Several conversations on obscure unrelated subjects feel like they were dropped in from a different film altogether -- a Quentin Tarantino movie to be specific: one character describes the “three levels of freedom: farmers’ market freedom, supermarket freedom and online shopping freedom;” there’s also a discussion on whether it’s better to pray to God or Buddha. (Incidentally, no one ever says the film’s title in the film.)
The film boasts several other “wtf” moments. One features a pair of characters who want to use the money to start a new life in “Shangri-La;” it’s an excuse for the movie to turn into a colorful music video depicting their fantasy that could pass for an MTV version of a Mao-era propaganda film. An apparently dead body is seen lying alongside a modern highway without a single car passing by for hours. (He’s awakened by a dog urinating on his face.) At another point the camera settles on the surface of a flowing river for what feels like several minutes, seemingly for no particular reason.

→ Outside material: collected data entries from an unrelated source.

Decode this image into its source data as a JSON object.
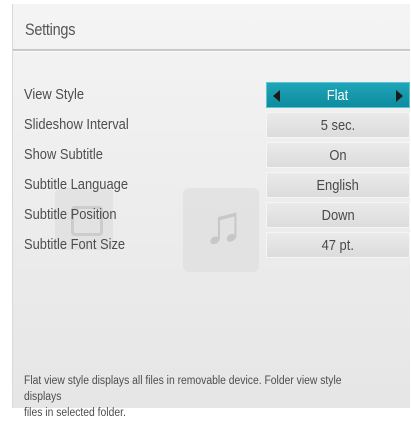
{
  "header": {
    "title": "Settings"
  },
  "settings": [
    {
      "label": "View Style",
      "value": "Flat",
      "selected": true
    },
    {
      "label": "Slideshow Interval",
      "value": "5 sec."
    },
    {
      "label": "Show Subtitle",
      "value": "On"
    },
    {
      "label": "Subtitle Language",
      "value": "English"
    },
    {
      "label": "Subtitle Position",
      "value": "Down"
    },
    {
      "label": "Subtitle Font Size",
      "value": "47 pt."
    }
  ],
  "help": {
    "line1": "Flat view style displays all files in removable device. Folder view style displays",
    "line2": "files in selected folder."
  },
  "icons": {
    "background_left": "photo-icon",
    "background_right": "music-note-icon",
    "option_left": "triangle-left-icon",
    "option_right": "triangle-right-icon"
  },
  "colors": {
    "highlight": "#1596aa",
    "text": "#4d4d4d",
    "panel": "#eeeeee"
  }
}
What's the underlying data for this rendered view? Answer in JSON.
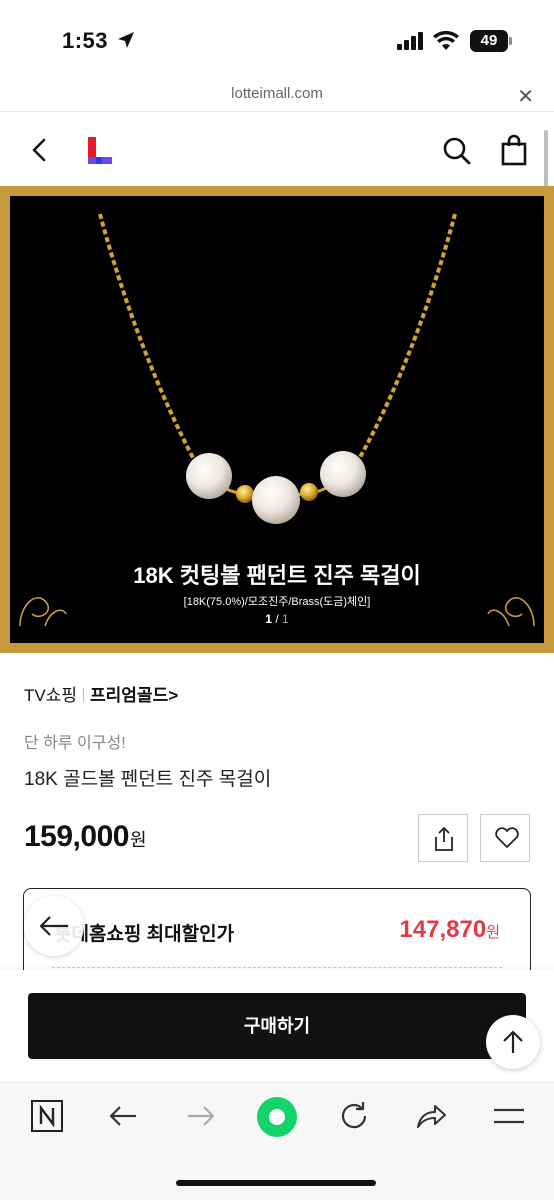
{
  "status_bar": {
    "time": "1:53",
    "battery": "49"
  },
  "browser": {
    "url": "lotteimall.com",
    "close_icon": "close-icon"
  },
  "header": {
    "back_icon": "chevron-left-icon",
    "logo": "lotte-l-logo",
    "search_icon": "search-icon",
    "cart_icon": "shopping-bag-icon"
  },
  "hero": {
    "title": "18K 컷팅볼 팬던트 진주 목걸이",
    "subtitle": "[18K(75.0%)/모조진주/Brass(도금)체인]",
    "pager_current": "1",
    "pager_separator": " / ",
    "pager_total": "1"
  },
  "product": {
    "channel": "TV쇼핑",
    "brand": "프리엄골드",
    "brand_chevron": ">",
    "promo": "단 하루 이구성!",
    "name": "18K 골드볼 펜던트 진주 목걸이",
    "price": "159,000",
    "currency": "원"
  },
  "deal": {
    "label": "롯데홈쇼핑 최대할인가",
    "amount": "147,870",
    "currency": "원",
    "accent_color": "#e63946"
  },
  "actions": {
    "buy_label": "구매하기",
    "share_icon": "share-icon",
    "wish_icon": "heart-icon",
    "top_icon": "arrow-up-icon"
  },
  "bottom_nav": {
    "items": [
      "naver-n-icon",
      "back-arrow-icon",
      "forward-arrow-icon",
      "green-dot-icon",
      "refresh-icon",
      "share-arrow-icon",
      "menu-icon"
    ]
  }
}
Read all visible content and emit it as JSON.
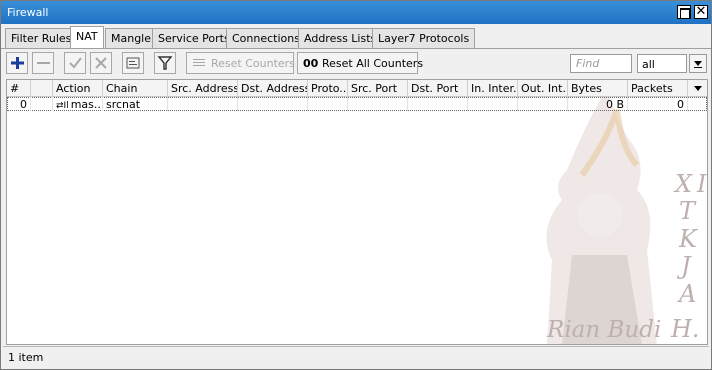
{
  "window": {
    "title": "Firewall"
  },
  "tabs": [
    {
      "label": "Filter Rules",
      "active": false
    },
    {
      "label": "NAT",
      "active": true
    },
    {
      "label": "Mangle",
      "active": false
    },
    {
      "label": "Service Ports",
      "active": false
    },
    {
      "label": "Connections",
      "active": false
    },
    {
      "label": "Address Lists",
      "active": false
    },
    {
      "label": "Layer7 Protocols",
      "active": false
    }
  ],
  "toolbar": {
    "reset_counters_label": "Reset Counters",
    "reset_all_counters_label": "Reset All Counters",
    "reset_all_counters_prefix": "00",
    "find_placeholder": "Find",
    "filter_select_value": "all"
  },
  "table": {
    "columns": [
      "#",
      "",
      "Action",
      "Chain",
      "Src. Address",
      "Dst. Address",
      "Proto...",
      "Src. Port",
      "Dst. Port",
      "In. Inter...",
      "Out. Int...",
      "Bytes",
      "Packets"
    ],
    "rows": [
      {
        "num": "0",
        "flag": "",
        "action_icon": "⇄Il",
        "action": "mas...",
        "chain": "srcnat",
        "src_address": "",
        "dst_address": "",
        "proto": "",
        "src_port": "",
        "dst_port": "",
        "in_interface": "",
        "out_interface": "",
        "bytes": "0 B",
        "packets": "0"
      }
    ]
  },
  "watermark": {
    "vertical_letters": [
      "X",
      "I",
      "T",
      "K",
      "J",
      "A",
      "H."
    ],
    "signature": "Rian Budi"
  },
  "status": {
    "item_count": "1 item"
  },
  "colors": {
    "titlebar": "#1f72c4",
    "add_icon": "#1a3d9c"
  }
}
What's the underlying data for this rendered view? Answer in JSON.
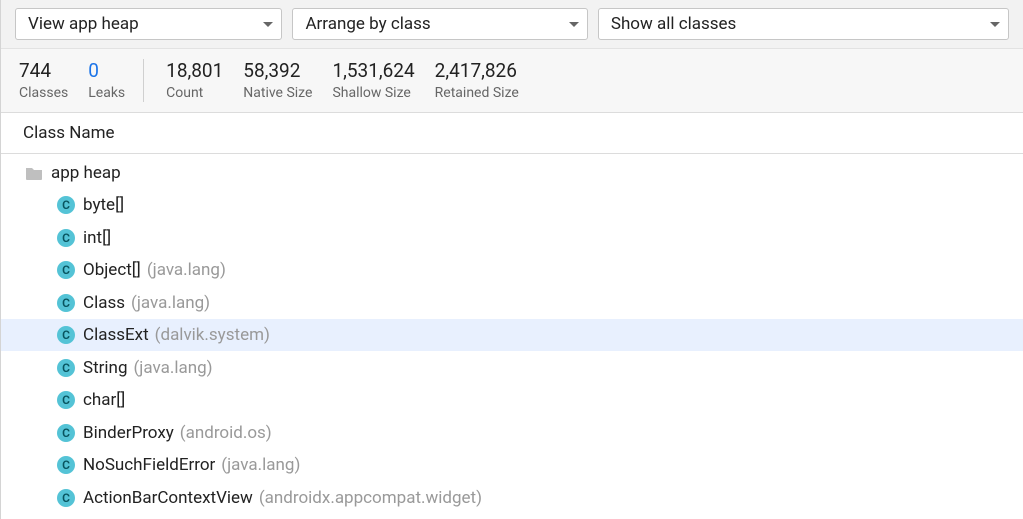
{
  "dropdowns": {
    "heap": {
      "label": "View app heap"
    },
    "arrange": {
      "label": "Arrange by class"
    },
    "filter": {
      "label": "Show all classes"
    }
  },
  "stats": {
    "classes": {
      "value": "744",
      "label": "Classes"
    },
    "leaks": {
      "value": "0",
      "label": "Leaks"
    },
    "count": {
      "value": "18,801",
      "label": "Count"
    },
    "native": {
      "value": "58,392",
      "label": "Native Size"
    },
    "shallow": {
      "value": "1,531,624",
      "label": "Shallow Size"
    },
    "retained": {
      "value": "2,417,826",
      "label": "Retained Size"
    }
  },
  "table": {
    "header": "Class Name"
  },
  "tree": {
    "root": "app heap",
    "class_badge": "C",
    "items": [
      {
        "name": "byte[]",
        "pkg": "",
        "selected": false
      },
      {
        "name": "int[]",
        "pkg": "",
        "selected": false
      },
      {
        "name": "Object[]",
        "pkg": "(java.lang)",
        "selected": false
      },
      {
        "name": "Class",
        "pkg": "(java.lang)",
        "selected": false
      },
      {
        "name": "ClassExt",
        "pkg": "(dalvik.system)",
        "selected": true
      },
      {
        "name": "String",
        "pkg": "(java.lang)",
        "selected": false
      },
      {
        "name": "char[]",
        "pkg": "",
        "selected": false
      },
      {
        "name": "BinderProxy",
        "pkg": "(android.os)",
        "selected": false
      },
      {
        "name": "NoSuchFieldError",
        "pkg": "(java.lang)",
        "selected": false
      },
      {
        "name": "ActionBarContextView",
        "pkg": "(androidx.appcompat.widget)",
        "selected": false
      }
    ]
  }
}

There are innumerable shots of Mandarin-language building and store signs. None of them are translated except for the one subtitled “Railway Business Hotel,” where a goodly part of the film’s bloodier moments take place, in the most generic-looking hotel room imaginable.
The bag of loot changes owner several times over the course of the movie, ultimately winding up in the possession of…no, I don’t think I’ll tell you, that’s just too big a spoiler. If you’re interested, check out Have a Nice Day, and…have a nice day.